When I arrived in Solo, I took a cycle rickshaw into town. Like most drivers here, mine didn't seem to know the way, and we ended up in a narrow alley where uniformed school children swarmed the rickshaw. The driver asked them how to get to my destination, and we drove off as the children chased us and demanded money from me. I settled into my simple $5 room and then walked out to explore the main street. It was lined with appliance stores, banks, a handful of western hotels, and even an indoor soccer court. Like Surabaya, Solo did not seem very popular with Western tourists despite its rather zealous tourism campaign. The city's tourism slogan – "Solo: the spirit of Java" – appeared everywhere, but the campaign seemed geared towards Indonesian tourists and not foreigners. Nevertheless, it was a much more pleasant place than Surabaya. In the evening, I strolled past a string of street food vendors in an area known as Galabo. I decided to brave it and try a dish from one of the stalls. I picked a dish called nasi liwat, but it had many different varieties listed only in Bahasa Indonesia. The vendor indicated that they referred to different parts of the chicken by motioning to a large bucket of pre-cooked meat. She pulled out various chicken parts and knew the English words for most of them. "Head? Heart? Foot? Wing?" I asked for a wing. I sat at one of the plastic tables set up along the street, and my meal arrived within two minutes. Rice with coconut milk was wrapped in a banana leaf with the chicken wing, which was cold and contained very little meat. The meal was only 90 cents, but it was not filling enough, so I went to an attractive Italian restaurant down the street. I usually try to stick to local cuisine, but I needed a break from fried rice and noodles. But Western food comes at a premium in Indonesia – my spicy penne arrabiata was over $4.

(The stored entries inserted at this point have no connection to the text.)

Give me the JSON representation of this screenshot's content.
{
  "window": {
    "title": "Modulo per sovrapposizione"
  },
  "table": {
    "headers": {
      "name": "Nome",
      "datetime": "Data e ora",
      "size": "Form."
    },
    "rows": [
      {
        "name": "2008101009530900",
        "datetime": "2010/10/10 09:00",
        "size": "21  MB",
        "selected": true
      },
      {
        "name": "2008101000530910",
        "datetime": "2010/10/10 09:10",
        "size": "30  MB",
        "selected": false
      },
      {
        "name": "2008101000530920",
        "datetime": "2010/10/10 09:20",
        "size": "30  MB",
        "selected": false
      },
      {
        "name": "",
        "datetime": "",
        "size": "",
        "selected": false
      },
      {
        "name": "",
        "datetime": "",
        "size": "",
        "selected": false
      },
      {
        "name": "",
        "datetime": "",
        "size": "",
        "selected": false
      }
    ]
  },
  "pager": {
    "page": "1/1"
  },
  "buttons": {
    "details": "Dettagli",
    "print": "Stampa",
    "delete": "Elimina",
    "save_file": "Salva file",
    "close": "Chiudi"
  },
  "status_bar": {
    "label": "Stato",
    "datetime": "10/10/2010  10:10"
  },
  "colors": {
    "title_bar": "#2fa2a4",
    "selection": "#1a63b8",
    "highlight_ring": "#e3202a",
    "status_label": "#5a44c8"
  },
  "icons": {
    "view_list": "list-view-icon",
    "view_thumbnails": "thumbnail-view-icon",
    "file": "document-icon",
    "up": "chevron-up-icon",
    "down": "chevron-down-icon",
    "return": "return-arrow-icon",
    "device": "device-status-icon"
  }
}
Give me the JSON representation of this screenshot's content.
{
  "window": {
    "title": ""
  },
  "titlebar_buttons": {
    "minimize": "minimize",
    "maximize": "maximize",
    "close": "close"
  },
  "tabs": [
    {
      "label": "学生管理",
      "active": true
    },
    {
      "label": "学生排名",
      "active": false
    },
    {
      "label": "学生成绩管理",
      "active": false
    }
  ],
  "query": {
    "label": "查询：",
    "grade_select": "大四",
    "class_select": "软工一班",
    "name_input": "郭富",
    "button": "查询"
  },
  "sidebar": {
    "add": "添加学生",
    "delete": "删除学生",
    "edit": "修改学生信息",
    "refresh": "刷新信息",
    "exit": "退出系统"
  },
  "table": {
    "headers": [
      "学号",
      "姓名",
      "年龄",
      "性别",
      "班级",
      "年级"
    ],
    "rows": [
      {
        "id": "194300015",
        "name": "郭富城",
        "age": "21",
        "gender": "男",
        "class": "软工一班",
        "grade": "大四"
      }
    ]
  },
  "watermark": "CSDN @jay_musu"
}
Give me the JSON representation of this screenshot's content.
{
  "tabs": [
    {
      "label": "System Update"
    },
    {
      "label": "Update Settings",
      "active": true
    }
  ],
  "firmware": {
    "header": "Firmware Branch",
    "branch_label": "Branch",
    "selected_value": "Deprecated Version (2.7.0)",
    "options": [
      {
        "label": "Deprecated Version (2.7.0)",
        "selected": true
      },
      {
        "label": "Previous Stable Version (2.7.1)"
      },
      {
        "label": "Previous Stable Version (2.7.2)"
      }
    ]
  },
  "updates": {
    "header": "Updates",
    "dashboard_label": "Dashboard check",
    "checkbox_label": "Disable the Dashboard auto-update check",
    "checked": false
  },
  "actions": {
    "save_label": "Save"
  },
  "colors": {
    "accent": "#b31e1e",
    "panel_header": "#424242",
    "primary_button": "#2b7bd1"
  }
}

After dinner, I strolled down the road to a cheesy amusement park teeming with excited Indonesian kids and their families. There was a theater behind the park, and I bought a ticket to a wayang orang masked dance drama. It was not intended for foreigners – no English information about the performance was available – but it was therefore an authentic experience. As a local event, I paid the local price of only 30 cents for the two-hour performance. When I gave my ticket to the man at the door, he excitedly motioned for me to sign the guest register. Over the past month, only a handful of foreigners had listed their names. The performance was beautifully accented by a gamelan orchestra, and the elaborate costumes were captivating.
This morning, I booked a tour to two temples in the mountains around Solo. As I am traveling by myself, I could not book a car or minivan, which required a minimum of two people. I went on motorbike instead. My driver picked my up at my hotel, and we sped out of the city. Half an hour into our journey, we encountered a police roadblock. They were checking vehicle registrations, and unfortunately my driver's registration was expired. I had to wait for an hour for someone from the tour company to bring another bike. As time passed, the crowd of waiting motorists grew. Apparently, very few people actually had properly registered vehicles. We switched motorbikes and were finally on our way to the first temple, Candi Sukuh. This fifteenth-century Hindu temple is nestled picturesquely on the slopes of Mount Lawu and features a pyramidal central monument that would not look out of place in Mexico or Central America.
We rode along pitted, serpentine roads to Candi Cetho, another fifteenth-century Hindu temple that atmospherically cascades down a mist-shrouded volcanic slope. During our visit, the fog grew thicker until the ancient stone gateways of the temple framed only a nebulous, milky whiteness. I held on tightly to the back handle of the motorbike as we descended the vertigo-inducing road back to Solo, bouncing through potholes and cracked pavement the entire way. We stopped for lunch at a plain roadside restaurant in Karangpandan. I ordered a regional specialty called nasi gudeg, consisting of rice, young jackfruit boiled in coconut milk, chicken, beef, and a blackish-brown hard-boiled egg. At 75 cents, it was the cheapest meal I've eaten yet. It was another hour back to Solo, where I had a little time to relax before heading to Yogyakarta by train.